Yes. We are trying to figure it out. Lots of follow up appointments now that doctors are paying attention to what I have been saying for over a year and a half about my tachycardia and shortness of breath and dizziness. Perhaps postural hyperventilation like the authors of the article I posted or maybe low Vit D. The former would make sense as I’m constantly air hungry and had a low C02 (respiratory alkalosis). The latter could make sense if I’m not absorbing phosphorus due to Vit D deficiency. Perhaps both.

I found this article helpful. I’m newly diagnosed so maybe old info for those more experienced. But can’t hurt to share. My cognitive testing is so impaired they are ruling out Frontal Temporal Lobe Dementia. But it appears to be related to the dysautonomia. Cerebral Blood Flow and Cognitive Performance in Postural Tachycardia Syndrome: Insights from Sustained Cognitive Stress Test Originally published5 Dec 2020https://doi.org/10.1161/JAHA.120.017861Journal of the American Heart Association. 2020;9:e017861

Hi. Have you asked them to check your phosphorus levels? I was recently hospitalized with critical low phosphorus. D-dimer was also elevated. But D-dimer is a very nonspecific indicator. It is good when it’s normal. But not very helpful when elevated. Here is an article to I found helpful: J Am Heart Assoc. 2018 Jul 3; 7(13): e008854. Published online 2018 Jun 30. doi: 10.1161/JAHA.118.008854

Not arguing with your perspective but wanted to share mine. I didn’t want to go to ER last week. But if I hadn’t I might not be here. I ended up is critical low phosphorus. We don’t know why yet (perhaps Vit D levels, perhaps low C02) but be careful of avoiding ER and assuming everything is okay. This article is helping with the differential diagnosis for my type of PoTS and the low C02 and Low phosphorus. J Am Heart Assoc. 2018 Jul 3; 7(13): e008854. Published online 2018 Jun 30. doi: 10.1161/JAHA.118.008854 Again, not trying to start any argument. Just be careful. My husband finally insisted I go in to ER. It took 3 days to get me stabilized.

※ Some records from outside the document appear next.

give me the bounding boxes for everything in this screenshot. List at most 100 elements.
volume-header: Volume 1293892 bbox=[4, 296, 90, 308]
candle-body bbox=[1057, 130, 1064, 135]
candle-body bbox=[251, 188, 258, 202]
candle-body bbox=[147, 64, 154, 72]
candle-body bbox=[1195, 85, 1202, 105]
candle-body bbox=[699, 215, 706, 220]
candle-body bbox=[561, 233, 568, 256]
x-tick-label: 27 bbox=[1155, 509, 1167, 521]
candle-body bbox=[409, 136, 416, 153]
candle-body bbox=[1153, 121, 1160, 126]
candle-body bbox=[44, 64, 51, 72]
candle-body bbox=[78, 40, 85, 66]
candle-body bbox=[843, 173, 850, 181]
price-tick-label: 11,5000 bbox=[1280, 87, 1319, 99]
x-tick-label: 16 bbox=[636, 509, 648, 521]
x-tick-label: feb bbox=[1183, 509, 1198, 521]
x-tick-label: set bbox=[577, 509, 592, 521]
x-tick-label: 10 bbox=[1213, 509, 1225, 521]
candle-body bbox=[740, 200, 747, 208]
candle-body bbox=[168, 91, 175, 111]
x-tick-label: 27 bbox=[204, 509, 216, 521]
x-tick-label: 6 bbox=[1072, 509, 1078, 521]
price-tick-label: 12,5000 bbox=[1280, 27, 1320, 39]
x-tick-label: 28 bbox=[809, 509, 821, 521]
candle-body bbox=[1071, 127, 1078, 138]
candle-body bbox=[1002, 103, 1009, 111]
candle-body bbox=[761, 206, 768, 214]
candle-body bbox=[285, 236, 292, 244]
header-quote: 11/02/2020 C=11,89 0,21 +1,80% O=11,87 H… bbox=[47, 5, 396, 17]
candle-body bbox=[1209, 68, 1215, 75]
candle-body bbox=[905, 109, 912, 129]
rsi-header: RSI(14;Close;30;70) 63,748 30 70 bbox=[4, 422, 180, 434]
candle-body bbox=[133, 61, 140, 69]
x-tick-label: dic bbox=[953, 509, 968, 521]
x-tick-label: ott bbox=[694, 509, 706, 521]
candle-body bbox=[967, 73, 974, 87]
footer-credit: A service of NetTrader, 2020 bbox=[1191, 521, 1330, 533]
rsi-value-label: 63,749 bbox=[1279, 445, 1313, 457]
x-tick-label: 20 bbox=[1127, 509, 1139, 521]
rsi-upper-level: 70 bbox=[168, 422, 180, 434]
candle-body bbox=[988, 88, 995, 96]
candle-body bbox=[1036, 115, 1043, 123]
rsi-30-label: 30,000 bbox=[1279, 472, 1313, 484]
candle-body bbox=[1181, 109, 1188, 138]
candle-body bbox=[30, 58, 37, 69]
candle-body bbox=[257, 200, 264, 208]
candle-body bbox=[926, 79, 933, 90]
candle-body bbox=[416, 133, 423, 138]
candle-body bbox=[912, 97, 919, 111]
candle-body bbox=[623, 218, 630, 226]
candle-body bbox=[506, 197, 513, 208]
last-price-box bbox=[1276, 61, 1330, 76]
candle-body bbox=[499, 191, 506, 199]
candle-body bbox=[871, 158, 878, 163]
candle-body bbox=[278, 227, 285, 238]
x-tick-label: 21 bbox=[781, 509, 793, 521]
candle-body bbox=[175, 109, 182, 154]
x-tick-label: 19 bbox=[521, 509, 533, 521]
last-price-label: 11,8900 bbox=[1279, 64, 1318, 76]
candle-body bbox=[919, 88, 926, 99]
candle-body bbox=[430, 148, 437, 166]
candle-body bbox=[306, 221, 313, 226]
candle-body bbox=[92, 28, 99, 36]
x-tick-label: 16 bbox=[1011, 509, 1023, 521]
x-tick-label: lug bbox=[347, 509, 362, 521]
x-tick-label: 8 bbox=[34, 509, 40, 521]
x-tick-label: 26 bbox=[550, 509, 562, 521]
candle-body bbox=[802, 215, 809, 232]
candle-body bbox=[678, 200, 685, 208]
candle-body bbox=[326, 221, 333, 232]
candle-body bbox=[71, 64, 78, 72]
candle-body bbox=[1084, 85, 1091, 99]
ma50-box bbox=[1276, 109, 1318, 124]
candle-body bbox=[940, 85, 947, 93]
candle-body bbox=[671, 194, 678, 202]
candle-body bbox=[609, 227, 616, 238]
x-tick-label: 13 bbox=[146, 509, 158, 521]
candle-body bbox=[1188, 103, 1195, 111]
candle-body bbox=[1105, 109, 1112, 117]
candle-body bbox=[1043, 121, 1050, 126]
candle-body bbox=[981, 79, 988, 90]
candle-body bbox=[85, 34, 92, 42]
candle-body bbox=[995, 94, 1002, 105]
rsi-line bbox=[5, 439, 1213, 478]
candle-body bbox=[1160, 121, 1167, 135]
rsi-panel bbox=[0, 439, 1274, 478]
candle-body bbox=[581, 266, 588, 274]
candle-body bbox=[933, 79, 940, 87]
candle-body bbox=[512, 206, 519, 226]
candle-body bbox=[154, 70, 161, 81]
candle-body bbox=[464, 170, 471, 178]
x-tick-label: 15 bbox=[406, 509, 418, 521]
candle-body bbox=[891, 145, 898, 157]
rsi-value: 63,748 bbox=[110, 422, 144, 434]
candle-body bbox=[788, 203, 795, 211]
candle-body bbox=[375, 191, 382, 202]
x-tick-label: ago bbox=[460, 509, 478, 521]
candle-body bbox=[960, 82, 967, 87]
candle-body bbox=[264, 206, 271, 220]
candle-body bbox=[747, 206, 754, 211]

Yes. I have both. My experience has been that until you get the Dysautonomia under control it will be very difficult to improve the FND. I would suggest that you find a team that understands both. This is VERY challenging! There are physical therapists who specialize in FND movement disorders who also understand PoTS. I hope this helps. Stay strong. It is a long and arduous journey.